Khuyay Website Security Enhancement
Project Summary
Khuyay, a non-profit organization, needed to strengthen the security of its website to protect sensitive user information and maintain community trust. The update focused on implementing a web application firewall (WAF) and optimizing Cloudflare settings.
Problem
Khuyay’s website, a non-profit organization dedicated to supporting the elderly, had been suffering from denial-of-service (DOS) attacks over the past months (December to January), to the point that the website was no longer available.
Solution
After investigation, it was proposed to implement a Cloudflare web application firewall (WAF) and optimize Cloudflare settings to protect the website from attacks and unauthorized access. These measures would help safeguard user information and ensure the site’s operability. Additionally, WordPress plugins were included to further enhance the website’s protection.
Research and Analysis
A thorough analysis of website traffic was conducted to identify attack patterns and determine existing vulnerabilities. It was found that the attacks were mainly DOS, affecting site availability and user experience.
It was also verified and validated that there had been no unauthorized access to the admin area, nor interception of sensitive information.
A solution was sought that would be effective, require no constant maintenance, and be cost-effective. For this, the following were chosen:
- Cloudflare: For the web application firewall (WAF) and performance optimization, offering a free WAF and CDN to improve site speed.
- WordPress Plugins: To improve site security, plugins were chosen that offer protection against brute force attacks, user management, and other security measures, all free of charge.
Solution Implementation
The Cloudflare WAF was configured, setting specific rules to filter malicious traffic and mitigate DOS attacks.

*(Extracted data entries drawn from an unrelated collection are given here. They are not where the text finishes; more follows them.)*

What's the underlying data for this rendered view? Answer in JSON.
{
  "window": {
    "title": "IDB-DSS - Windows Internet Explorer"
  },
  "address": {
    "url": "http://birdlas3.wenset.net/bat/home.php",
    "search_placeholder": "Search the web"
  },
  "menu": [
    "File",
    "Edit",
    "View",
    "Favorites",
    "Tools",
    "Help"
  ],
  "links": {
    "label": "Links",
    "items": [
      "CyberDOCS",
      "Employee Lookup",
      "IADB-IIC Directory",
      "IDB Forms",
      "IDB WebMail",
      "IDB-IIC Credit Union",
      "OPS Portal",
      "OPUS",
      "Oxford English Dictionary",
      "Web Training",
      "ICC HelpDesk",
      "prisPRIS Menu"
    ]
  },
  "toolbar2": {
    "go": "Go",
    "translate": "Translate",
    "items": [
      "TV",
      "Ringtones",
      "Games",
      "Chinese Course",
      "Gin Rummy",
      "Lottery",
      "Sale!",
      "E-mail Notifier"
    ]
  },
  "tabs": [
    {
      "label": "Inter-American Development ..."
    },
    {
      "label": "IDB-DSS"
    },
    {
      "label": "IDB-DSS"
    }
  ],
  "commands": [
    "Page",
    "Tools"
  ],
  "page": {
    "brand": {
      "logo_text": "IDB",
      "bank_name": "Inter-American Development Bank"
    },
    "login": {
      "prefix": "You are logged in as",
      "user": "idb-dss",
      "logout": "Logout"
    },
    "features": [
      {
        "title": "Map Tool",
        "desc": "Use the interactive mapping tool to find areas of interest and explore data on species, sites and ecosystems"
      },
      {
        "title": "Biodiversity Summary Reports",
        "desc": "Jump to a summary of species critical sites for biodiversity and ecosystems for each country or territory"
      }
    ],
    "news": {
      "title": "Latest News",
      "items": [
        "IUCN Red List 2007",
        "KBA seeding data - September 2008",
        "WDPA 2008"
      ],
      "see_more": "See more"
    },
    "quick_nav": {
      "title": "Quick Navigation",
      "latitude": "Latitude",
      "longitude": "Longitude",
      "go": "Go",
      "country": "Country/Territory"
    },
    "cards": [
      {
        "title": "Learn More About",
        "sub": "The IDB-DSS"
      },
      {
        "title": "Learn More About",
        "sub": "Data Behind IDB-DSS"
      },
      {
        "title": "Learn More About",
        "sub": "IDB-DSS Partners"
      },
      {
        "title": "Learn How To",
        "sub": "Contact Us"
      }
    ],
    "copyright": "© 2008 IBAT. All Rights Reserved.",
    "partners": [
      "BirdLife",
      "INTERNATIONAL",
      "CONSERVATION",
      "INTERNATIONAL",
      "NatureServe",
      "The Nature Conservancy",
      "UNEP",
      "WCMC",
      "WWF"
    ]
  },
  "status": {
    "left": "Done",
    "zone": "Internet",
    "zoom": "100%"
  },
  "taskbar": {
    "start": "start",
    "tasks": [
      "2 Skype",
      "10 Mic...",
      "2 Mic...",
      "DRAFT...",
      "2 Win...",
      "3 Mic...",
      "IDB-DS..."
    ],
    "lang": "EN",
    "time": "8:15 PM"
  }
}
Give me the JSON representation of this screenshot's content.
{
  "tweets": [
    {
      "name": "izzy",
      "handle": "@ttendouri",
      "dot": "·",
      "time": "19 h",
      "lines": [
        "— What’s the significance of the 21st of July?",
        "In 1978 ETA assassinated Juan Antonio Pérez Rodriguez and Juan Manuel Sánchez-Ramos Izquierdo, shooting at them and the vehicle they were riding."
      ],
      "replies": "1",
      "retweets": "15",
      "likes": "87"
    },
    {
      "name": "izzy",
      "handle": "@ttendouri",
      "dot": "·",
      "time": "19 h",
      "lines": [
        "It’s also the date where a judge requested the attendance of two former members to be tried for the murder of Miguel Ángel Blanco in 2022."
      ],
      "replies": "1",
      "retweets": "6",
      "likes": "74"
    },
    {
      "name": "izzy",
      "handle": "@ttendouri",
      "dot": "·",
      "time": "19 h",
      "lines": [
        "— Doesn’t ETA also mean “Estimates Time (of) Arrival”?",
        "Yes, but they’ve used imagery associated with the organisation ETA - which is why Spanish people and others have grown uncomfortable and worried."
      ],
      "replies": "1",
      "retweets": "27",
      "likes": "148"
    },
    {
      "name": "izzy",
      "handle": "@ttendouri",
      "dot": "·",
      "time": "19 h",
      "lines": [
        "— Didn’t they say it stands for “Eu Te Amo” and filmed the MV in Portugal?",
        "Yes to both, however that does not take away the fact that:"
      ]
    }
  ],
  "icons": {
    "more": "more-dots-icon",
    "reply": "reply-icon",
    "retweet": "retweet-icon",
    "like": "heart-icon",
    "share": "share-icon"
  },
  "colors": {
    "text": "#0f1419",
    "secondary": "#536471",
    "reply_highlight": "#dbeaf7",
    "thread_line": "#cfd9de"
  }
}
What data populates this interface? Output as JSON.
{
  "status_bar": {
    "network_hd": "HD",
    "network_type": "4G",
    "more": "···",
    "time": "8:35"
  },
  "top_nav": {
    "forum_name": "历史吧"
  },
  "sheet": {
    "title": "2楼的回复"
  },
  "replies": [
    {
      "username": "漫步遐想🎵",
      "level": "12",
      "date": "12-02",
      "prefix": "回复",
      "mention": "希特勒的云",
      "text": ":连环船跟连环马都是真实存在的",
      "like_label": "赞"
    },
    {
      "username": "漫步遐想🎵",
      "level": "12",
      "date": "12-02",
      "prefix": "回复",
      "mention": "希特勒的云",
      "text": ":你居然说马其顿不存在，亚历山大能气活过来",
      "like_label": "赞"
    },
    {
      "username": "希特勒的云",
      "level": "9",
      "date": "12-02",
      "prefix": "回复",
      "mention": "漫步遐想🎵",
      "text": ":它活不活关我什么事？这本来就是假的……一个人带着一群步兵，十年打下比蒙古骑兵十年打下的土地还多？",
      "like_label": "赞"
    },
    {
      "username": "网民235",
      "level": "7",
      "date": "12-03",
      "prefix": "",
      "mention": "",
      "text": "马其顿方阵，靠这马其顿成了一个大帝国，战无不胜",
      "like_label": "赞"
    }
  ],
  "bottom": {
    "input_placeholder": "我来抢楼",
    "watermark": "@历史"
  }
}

Cloudflare settings were also optimized to improve site performance and ensure greater availability.
Additionally, WordPress plugins were included to enhance site security, such as protection against brute force attacks and user management.
Solution Validation
After successfully implementing the WAF, security plugins, and ensuring no information was compromised, the WAF’s operation was monitored throughout the month to ensure it was working correctly and that there had been no unauthorized access to the website’s admin area.
Business Impact
With the implemented security measures, the following was achieved:
- Future Protection: The website is now prepared for any future DOS attacks, without fear of the site becoming unavailable again.
- User Trust: Users can trust that their information is protected and that the website is safe to browse.
- No Cost Increase: Free tools such as Cloudflare and WordPress plugins were chosen to avoid additional costs in security implementation without compromising the quality of protection provided by all incorporated measures.
Result
After implementing the security measures, the website returned to 24/7 operation without any issues and is now a safe site for donors.